When we get immersed in a book, or online in a game, we get a new point of reference, and we use the world in the book or game as starting point, which frees us from ourselves. Normally, we are embodied, that is, we experience the world through our bodies and limited senses and then our brain interprets the experience in light of our past experiences. We pattern match any new experience to a similarly bad or good one that we have had before, and behave in a way that makes this new experience fit its predecessors. We never have a raw experience. But, in virtual reality therapy and in gaming, we can escape our embodiment and adapt to a new world, which potentially opens us up to raw experiences.
Research shows that computer games light up the part of the brain responsible for motivation and learning, and so games are being developed to help people with depression or who have suffered trauma, to train their brains to leave behind their thought patterns and develop new ones. Gamers can literally learn to lose themselves.
In the Gap
In his TED talk, psychologist Mihaly Csikszentmihalyi identifies that those people who are the most satisfied with their lives regularly engage in activities in which they lose themselves to bring about a state of flow.
In the language of meditation this flow is known as the gap, which is where our unbounded consciousness – the space between our thoughts and ego – lie. It is there where we find our pure potential and infinite possibility. Meditation guru davidji says we have all experienced the gap during those times we have dazzled someone in conversation, that moment when the roller coaster drops us into free fall, or when we lose ourselves in the one we love.
I find meditation incredibly difficult, but gaming less so, and it is with excitement I view the possibilities of technology to teach us how to truly connect to a moment in the right way. And this is why I used The Secret Life of Walter Mitty (2013) at the beginning of the blog. It got mixed reviews on its release but I love this film. For me, it is a gentle celebration of living in the present moment and connecting with who you are.
Walter Mitty lives a grey life as a negatives manager at photo magazine whilst in his head he lives out the most colourful fantasies, until the day his job is threatened and he is forced to engage with life instead. The film’s colour palette saturates, causing Mitty’s grey life to become as colourful as his fantasies because he has opened himself up to the present moment and all it has to offer.

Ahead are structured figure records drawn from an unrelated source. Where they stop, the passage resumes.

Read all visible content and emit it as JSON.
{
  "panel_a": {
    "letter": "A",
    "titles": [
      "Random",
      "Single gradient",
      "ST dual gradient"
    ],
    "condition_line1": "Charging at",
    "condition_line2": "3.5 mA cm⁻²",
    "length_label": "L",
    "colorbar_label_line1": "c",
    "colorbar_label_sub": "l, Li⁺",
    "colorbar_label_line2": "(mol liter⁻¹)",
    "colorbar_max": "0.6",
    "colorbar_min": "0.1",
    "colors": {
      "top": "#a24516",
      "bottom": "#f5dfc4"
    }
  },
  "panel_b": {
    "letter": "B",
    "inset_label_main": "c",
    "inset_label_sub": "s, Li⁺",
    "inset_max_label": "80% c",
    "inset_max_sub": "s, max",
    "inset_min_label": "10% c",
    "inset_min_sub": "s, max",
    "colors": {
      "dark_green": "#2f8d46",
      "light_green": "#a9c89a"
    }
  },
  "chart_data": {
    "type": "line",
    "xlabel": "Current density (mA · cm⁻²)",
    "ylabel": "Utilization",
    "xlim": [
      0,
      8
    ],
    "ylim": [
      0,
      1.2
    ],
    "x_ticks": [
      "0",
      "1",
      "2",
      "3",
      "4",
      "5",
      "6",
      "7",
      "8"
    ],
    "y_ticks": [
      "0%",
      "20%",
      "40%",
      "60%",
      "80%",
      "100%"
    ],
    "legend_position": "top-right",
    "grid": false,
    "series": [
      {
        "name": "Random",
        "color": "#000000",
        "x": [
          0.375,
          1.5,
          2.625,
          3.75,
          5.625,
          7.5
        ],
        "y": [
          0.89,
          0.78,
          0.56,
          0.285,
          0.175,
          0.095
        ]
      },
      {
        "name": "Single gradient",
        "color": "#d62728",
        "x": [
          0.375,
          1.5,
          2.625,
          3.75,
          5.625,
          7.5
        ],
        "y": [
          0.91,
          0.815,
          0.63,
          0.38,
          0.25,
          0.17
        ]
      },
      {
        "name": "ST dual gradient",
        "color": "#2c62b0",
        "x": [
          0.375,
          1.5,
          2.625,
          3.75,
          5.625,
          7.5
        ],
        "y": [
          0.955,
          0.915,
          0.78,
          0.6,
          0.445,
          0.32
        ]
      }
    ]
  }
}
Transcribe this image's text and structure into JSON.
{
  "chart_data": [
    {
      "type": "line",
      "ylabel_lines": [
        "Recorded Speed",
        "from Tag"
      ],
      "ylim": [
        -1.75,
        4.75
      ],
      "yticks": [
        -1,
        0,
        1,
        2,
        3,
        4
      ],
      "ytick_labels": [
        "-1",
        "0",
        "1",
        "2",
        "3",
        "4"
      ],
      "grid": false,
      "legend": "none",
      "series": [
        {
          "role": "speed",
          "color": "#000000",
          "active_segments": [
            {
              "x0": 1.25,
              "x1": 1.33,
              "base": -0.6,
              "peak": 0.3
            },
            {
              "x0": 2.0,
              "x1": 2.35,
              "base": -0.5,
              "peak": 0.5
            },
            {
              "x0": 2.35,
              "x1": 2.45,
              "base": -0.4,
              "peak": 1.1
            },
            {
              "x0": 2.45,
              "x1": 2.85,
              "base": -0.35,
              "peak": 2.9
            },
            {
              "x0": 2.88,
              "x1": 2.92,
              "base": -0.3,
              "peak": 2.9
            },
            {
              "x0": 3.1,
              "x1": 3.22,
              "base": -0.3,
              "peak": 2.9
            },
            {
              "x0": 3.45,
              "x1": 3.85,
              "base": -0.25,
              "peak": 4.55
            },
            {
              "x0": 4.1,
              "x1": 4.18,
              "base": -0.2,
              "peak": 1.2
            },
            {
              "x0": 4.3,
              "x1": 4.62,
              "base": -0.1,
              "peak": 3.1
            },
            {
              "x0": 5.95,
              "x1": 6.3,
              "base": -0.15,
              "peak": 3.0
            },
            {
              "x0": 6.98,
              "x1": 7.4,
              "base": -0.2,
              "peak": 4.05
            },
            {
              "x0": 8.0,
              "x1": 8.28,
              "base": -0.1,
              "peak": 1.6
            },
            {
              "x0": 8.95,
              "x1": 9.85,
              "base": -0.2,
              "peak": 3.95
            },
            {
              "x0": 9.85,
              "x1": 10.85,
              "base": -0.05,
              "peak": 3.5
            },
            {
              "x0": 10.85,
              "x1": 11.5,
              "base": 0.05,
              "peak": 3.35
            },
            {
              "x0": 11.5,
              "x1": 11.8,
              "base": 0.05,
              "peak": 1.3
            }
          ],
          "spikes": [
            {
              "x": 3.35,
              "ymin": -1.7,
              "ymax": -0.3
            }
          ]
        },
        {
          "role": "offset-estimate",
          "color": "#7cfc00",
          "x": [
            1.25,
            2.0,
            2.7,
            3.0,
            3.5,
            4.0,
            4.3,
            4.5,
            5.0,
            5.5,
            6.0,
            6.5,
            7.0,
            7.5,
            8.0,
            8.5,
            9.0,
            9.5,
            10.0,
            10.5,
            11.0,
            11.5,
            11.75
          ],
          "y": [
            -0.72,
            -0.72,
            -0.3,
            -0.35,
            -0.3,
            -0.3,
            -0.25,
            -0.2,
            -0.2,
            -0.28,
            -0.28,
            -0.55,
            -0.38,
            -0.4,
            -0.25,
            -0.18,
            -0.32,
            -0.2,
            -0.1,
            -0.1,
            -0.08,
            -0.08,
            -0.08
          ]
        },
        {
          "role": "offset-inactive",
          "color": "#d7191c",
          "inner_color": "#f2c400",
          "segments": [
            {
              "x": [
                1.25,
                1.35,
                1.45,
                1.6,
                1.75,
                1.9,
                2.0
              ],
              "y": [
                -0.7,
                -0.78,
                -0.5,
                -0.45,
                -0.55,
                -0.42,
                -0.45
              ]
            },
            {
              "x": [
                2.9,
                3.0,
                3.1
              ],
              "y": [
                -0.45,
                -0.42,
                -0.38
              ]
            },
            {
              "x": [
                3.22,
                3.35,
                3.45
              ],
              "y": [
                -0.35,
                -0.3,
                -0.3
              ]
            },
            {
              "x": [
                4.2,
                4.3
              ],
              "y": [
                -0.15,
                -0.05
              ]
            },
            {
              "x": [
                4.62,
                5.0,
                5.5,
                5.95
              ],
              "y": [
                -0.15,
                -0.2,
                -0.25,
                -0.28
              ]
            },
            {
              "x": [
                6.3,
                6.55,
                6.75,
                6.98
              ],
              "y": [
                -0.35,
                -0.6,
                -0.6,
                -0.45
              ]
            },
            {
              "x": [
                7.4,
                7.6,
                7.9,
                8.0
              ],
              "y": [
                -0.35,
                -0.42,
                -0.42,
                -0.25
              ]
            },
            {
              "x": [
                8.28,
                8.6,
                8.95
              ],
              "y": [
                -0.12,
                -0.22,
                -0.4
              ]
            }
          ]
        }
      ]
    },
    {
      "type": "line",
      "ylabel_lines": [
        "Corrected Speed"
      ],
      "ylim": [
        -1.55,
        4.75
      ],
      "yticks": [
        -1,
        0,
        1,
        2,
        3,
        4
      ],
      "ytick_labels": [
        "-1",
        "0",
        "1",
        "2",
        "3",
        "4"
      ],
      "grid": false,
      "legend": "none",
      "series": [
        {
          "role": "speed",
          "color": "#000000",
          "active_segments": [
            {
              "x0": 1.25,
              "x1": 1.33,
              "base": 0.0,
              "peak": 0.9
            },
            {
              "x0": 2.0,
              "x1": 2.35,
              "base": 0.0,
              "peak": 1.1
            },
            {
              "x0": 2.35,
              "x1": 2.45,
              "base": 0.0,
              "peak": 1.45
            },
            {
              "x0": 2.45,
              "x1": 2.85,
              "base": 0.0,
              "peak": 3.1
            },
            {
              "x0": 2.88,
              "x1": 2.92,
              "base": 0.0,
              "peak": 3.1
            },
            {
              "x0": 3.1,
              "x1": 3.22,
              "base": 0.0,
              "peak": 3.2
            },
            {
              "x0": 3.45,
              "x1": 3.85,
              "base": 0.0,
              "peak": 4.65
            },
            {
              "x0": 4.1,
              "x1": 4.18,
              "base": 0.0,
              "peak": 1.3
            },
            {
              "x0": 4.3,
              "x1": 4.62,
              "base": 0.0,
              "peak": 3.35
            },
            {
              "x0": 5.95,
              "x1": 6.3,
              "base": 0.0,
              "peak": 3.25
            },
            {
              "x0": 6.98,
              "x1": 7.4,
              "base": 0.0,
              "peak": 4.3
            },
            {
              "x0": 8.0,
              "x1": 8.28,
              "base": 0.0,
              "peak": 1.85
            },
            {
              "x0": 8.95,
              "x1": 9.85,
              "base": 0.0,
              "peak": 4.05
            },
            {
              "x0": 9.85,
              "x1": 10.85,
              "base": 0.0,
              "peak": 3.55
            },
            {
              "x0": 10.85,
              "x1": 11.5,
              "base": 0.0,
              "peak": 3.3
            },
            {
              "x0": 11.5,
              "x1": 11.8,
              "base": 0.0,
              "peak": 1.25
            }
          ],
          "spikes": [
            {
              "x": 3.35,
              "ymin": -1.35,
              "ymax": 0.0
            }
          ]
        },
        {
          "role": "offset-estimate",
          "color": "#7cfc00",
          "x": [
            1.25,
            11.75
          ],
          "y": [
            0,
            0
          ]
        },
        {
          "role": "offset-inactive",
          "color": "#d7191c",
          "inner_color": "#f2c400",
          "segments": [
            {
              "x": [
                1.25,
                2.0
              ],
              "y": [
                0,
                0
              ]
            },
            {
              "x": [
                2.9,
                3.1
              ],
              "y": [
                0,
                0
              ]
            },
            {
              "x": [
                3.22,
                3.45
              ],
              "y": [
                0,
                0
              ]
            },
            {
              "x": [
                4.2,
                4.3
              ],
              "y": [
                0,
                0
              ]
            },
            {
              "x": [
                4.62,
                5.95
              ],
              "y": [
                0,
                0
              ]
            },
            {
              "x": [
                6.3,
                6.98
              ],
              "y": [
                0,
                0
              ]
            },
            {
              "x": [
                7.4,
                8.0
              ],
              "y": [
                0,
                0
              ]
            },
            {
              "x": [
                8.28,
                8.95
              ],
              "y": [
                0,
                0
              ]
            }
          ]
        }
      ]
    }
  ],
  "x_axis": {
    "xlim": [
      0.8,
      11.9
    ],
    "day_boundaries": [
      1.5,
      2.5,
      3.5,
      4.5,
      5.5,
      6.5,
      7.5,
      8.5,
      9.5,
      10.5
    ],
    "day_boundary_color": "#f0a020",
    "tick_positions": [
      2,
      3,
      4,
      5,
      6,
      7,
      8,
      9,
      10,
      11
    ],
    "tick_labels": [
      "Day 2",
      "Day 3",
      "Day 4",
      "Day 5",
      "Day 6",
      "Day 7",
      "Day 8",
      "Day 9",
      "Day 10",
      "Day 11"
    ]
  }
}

And, this cinematic devices captures perfectly what happens when you tune into your own life in the gap or follow your bliss as mythologist Joseph Campbell put it. Mitty also gets the girl, because instead of just imagining, sometimes hilariously, himself in relationship with her, he learns to stays present in his own life long enough to discover the magic of being all of himself, which is what life coach Martha Beck identifies as the key: Being loved is all about loving yourself. And, being fully present in a moment, paradoxically, is about letting go and losing yourself in it, whether you are holding your phone or not.
I have always believed that technology augments us, and social media reflects us, so it makes perfect sense that the digital landscape has the potential to teach us how to be more ourselves, more human, in every moment of our lives. Perhaps technology doesn’t own us after all.